Use the method of cylindrical shells to find the volume generated by rotating the region bounded...

Question

Use the method of cylindrical shells to find the volume generated by rotating the region bounded by the curves $y=x^2, y=2-x^2$ about the line $x=1$.

I'm just trying to set this one up.

Is this correct?

$$2\pi\int_0^1 ((2-x^2) - (x^2))(1-x) dx$$

Answer 1

Close. It is a very good thing to exploit symmetry, but here there is a problem. The region $A$ between the curves, from $x=-1$ to $x=1$ is congruent to the region $B$ between the two curves, from $x=0$ to $x=1$. However, when we rotate about $x=1$, Region $A$ sweeps out a much larger volume than Region $B$. So we cannot just rotate Region $B$ and double the result.

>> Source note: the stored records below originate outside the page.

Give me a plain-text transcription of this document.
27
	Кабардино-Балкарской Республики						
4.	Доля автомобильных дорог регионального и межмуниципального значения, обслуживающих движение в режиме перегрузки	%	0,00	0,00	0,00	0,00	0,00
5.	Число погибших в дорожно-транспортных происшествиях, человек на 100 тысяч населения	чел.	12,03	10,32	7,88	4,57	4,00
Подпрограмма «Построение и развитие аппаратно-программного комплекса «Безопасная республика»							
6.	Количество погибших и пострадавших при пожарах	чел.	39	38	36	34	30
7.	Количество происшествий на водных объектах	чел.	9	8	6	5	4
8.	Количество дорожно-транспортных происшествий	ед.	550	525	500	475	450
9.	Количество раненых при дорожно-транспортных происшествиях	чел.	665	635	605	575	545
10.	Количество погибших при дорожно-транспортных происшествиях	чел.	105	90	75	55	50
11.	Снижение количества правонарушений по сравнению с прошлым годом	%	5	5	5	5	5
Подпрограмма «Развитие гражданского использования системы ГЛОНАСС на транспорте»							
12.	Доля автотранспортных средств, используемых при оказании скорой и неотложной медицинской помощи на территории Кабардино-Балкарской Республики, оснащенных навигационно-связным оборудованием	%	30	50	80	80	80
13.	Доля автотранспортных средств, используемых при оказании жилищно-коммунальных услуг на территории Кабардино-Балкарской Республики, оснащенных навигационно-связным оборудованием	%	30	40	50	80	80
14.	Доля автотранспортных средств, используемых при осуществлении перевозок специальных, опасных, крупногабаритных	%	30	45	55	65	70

The fix is easy. By the Shells procedure that you know well, the volume is $$\int_{-1}^1 \pi\left((2-x^2)-x^2\right)(1-x)\,dx.$$

Remark: The integration is quite simple. We don't really need to worry about the terms obtained from the $-x$ part of $1-x$, since they integrate to $0$.

You specified Shells, but we also get a simple integral if we take slices perpendicular to the $y$-axis and integrate the cross-sectional area with respect to $y$.